L’automobilismo è sempre stato semplice da capire: vince chi passa per primo sotto la bandiera a scacchi. Una penalità di tempo che modifica quest’ordine complica la comprensione e allontana il pubblico dallo sport. Se poi ci aggiungiamo i ricorsi in appello la situazione diventa ingestibile. Perché i tempi della giustizia, si sa, possono essere molto lunghi.
Il riferimento è chiaro: alla fine del Gran Premio del Canada, dove Sebastian Vettel è passato per primo sotto la bandiera a scacchi, il pilota della Ferrari è stato penalizzato di cinque secondi per aver tagliato la strada al rivale Hamilton nel rientrare in pista dopo un errore. L’inglese della Mercedes ha ereditato così la vittoria, mantenendo il record perfetto della casa di Stoccarda in questo 2019. Al di là delle polemiche per la correttezza della penalizzazione, la Ferrari ha giustamente esercitato prima il diritto di appello, poi ha chiesto un’istanza di revisione sulla base di nuovi elementi emersi successivamente. Il problema è che la gara di Montreal si è svolta domenica 9 giugno. Sono passate due settimane e ancora non c’è una decisione definitiva.
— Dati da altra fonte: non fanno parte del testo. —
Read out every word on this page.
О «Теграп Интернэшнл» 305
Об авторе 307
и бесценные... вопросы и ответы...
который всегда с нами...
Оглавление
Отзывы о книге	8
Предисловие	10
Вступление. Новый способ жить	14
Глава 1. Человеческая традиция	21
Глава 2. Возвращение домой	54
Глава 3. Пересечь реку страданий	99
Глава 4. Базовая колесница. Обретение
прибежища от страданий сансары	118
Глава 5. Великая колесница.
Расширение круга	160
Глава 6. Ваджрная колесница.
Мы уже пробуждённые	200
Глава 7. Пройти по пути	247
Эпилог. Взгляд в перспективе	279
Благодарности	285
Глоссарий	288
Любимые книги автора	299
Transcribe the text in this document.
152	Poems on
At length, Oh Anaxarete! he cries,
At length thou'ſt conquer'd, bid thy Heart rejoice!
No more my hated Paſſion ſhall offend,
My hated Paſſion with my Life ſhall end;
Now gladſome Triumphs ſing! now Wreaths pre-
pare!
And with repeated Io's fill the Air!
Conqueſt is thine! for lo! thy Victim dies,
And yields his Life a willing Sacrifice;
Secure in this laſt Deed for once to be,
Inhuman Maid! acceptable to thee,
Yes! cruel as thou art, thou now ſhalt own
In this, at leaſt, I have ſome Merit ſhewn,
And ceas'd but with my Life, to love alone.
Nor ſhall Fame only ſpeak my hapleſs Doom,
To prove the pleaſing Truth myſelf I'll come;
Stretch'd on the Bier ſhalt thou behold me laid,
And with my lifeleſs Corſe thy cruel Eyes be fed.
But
I quattro giudici del Canada hanno convocato i rappresentanti della Ferrari venerdì 21, tra la prima e la seconda sessione di prove libere del Gran Premio di Francia. In quella sede verrà stabilito se i nuovi elementi presentati dalla squadra del Cavallino siano sufficienti per riaprire la discussione. Non ci sono però garanzie sulla data in cui si capirà la decisione definitiva.
Tutta quest’incertezza e questi tempi biblici per confermare l’esito di una gara non possono che aumentare il distacco tra circus e tifosi. Perché il pubblico vuole lo spettacolo in pista, che già è carente. Se poi si decide a tavolino di modificare i risultati, la gente resta ancora più delusa. Se, infine, non si riesce nemmeno a capire chi ha vinto un gran premio, cosa che dovrebbe essere immediatamente comprensibile, è normale che le persone smettano di seguire la Formula 1.
Messico 2016, quando sul podio ci sale il quinto
Emblematico in questo senso l’esempio del Gran Premio del Messico 2016. In quell’occasione, alle spalle delle due Mercedes di Hamilton e Rosberg, si scatenò una battaglia per il podio tra le Red Bull di Verstappen e Ricciardo e la Ferrari di Vettel. Terzo sul traguardo fu il giovane olandese, che però aveva già ricevuto una penalità di cinque secondi per aver tratto vantaggio dal taglio di una curva. Al suo posto sul gradino più basso del podio salì Vettel, che poté festeggiare con lo champagne insieme con i piloti della Mercedes. Peccato che un paio d’ore più tardi, anche il tedesco si vide infliggere una dubbia penalità, di dieci secondi, per un contatto con Ricciardo, regalando il podio proprio a quest’ultimo. Si verificò così l’assurda situazione per cui il terzo in classifica era quello che aveva tagliato il traguardo per quinto.
L’ingerenza dei commissari di gara nei risultati è stata oggetto di continue discussioni. Certo è che situazioni controintuitive per il pubblico come Messico 2016 non fanno bene allo sport. Vedere un pilota tagliare davanti a un altro, per poi trovarselo dietro in classifica, è destabilizzante. Così come lo è non sapere ancora l’esito finale di una gara conclusa due settimane prima, vedi Canada 2019. C’è solo da augurarsi che questa deriva giuridica della Formula 1 finisca presto.